To: KeepItSimple who wrote (75658)8/28/1999 2:47:00 PM
From: Bilow  Respond to of 164684
 
Hi KeepItSimple; Regarding short selling. There is some feeling over on the daytrading fundamentals thread that the market makers are going to try and prevent retail customers from selling short. This in order to reduce the competition, of course.

By the way, your market calls on the internets have been truly phenomenal, though not perfect, of course. But speculating is a matter of making more on your winnings than you lose on your losings. What some people don't realize is that in the options game, when played on the long side, you don't have to avoid being wrong so much as avoid missing out on the big sudden moves. They do wonders for the volatility premium. So a long options player gets rewarded for predicting volatility, as well as direction.

It's a rough market, due to the nasty spreads and illiquidity.

By the way, it's been a long time since I've done an analysis of the major positions in out of the money AMZN options, perhaps I should look through the numbers again.
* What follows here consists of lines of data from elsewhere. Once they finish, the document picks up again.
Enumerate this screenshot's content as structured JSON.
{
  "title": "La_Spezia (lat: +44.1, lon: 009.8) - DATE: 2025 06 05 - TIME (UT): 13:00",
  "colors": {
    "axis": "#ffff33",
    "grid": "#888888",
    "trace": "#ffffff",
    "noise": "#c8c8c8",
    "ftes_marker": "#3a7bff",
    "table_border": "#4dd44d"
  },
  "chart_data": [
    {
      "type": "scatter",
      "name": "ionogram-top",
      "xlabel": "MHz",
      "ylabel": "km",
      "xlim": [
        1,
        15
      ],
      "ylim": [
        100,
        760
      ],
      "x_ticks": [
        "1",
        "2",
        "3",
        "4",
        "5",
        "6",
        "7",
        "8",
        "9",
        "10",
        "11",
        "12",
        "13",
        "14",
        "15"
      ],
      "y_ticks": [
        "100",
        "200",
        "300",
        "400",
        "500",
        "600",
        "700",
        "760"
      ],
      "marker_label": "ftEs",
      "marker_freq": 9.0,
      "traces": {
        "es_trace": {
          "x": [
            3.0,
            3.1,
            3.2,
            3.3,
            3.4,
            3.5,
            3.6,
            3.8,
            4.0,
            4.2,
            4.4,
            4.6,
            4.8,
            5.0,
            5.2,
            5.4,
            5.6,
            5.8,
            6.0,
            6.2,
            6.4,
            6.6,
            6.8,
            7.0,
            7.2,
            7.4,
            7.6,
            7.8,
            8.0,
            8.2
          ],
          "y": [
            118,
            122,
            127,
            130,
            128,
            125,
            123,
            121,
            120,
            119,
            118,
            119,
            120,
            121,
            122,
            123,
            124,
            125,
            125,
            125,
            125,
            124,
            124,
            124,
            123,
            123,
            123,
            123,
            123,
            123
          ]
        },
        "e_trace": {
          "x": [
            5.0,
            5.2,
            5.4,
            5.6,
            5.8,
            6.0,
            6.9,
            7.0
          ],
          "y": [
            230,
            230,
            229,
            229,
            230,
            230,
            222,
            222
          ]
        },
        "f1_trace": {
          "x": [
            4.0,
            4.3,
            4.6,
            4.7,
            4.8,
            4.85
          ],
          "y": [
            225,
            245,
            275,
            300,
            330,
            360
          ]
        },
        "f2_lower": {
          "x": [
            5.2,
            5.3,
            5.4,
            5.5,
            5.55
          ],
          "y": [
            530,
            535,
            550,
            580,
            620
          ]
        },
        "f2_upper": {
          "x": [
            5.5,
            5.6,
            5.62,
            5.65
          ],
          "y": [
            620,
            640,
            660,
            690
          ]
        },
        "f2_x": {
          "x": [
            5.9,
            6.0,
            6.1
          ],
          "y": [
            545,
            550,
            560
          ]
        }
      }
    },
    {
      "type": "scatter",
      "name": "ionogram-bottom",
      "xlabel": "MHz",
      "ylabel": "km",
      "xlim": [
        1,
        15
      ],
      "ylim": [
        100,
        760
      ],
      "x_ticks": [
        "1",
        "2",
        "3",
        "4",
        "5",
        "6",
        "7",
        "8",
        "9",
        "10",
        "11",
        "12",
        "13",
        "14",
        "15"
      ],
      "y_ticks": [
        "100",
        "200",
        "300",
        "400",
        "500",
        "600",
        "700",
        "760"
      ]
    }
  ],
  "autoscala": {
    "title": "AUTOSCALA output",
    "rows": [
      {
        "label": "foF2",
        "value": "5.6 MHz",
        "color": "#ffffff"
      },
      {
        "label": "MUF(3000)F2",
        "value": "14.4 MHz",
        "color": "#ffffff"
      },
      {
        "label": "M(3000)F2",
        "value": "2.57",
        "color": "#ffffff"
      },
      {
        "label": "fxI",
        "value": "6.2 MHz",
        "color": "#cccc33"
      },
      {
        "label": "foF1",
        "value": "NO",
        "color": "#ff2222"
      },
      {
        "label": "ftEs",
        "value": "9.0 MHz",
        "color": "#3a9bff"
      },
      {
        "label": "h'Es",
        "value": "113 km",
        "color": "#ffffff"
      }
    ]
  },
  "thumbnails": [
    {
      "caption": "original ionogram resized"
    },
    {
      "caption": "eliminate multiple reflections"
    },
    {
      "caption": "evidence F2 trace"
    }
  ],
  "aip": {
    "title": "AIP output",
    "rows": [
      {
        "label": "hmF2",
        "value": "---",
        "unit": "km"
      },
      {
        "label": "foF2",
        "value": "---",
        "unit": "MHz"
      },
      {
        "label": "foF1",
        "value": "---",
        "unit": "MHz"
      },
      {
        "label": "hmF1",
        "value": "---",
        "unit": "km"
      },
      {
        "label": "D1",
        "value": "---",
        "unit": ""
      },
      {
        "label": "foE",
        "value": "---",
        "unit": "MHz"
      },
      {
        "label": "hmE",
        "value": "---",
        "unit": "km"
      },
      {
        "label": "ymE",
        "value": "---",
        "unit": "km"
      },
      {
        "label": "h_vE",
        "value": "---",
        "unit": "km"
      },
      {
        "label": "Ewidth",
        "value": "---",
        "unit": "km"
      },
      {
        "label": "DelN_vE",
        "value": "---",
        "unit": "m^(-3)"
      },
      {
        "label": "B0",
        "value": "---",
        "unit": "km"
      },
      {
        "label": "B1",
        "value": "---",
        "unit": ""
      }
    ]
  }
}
By examining the pricing of the stock, versus calls minus puts at the same strike price (i.e. the fundamental arbitrage), you can determine which way the options market makers are leaning, and, therefore, which way the retail trade is holding the position. (I.e. you can tell if somebody sold a bunch of calls, maybe covered, versus if somebody bought a bunch of calls.)

-- Carl



To: KeepItSimple who wrote (75658)8/28/1999 3:00:00 PM
From: H James Morris  Respond to of 164684
 
>>Someone also mentioned that some put positions will be very hard to collect on, because so many of them were written naked... <<
Kis, your a Palo Alto boy so here's something I want to share with you.
I learned the hard way on why I seldom do options, calls or puts.
You and I think very much alike, but neither of us has a clue about timing. Do you think that William or Mark really make their decisions on market timing? Well maybe Mark does.
If they're smart which I believe they are, they have 80% of their well earned profits under their pillows.
We're down to speculation time, that's all I'm playing with. TRUST ME! But don't try to be a market timer. Most market timers are broke. Especially the shorts that bet this mania would end 2 years ago. Thank God I started buying the pimps recommendations, and now I'm almost out of all of them.
Do you know I still like Proctor & Gamble?



To: KeepItSimple who wrote (75658)8/28/1999 8:27:00 PM
From: Lizzie Tudor  Read Replies (1) | Respond to of 164684
 
KIS I heard something interesting on BBC today. They talked about the parallels between the last turn of the century and today in the US. The years around 1900 were flush with new inventions and prosperity here, but the one invention that started it all was electicity (I had never thought of it on those terms). Based on electricity all this other stuff came along, including the reinvention of some things that existed before in different forms. The reported likend this to the internet and its effect on all sorts of other inventions, including the reinvention of retail etc.

The real point is that this prosperity in the last century lasted for a total 40 year period, approximately, beginning in the 1890s and ending in 1929.

So for all those that say this time isn't different, the question is, where are we in that 40 year cycle... year 5 or year 10?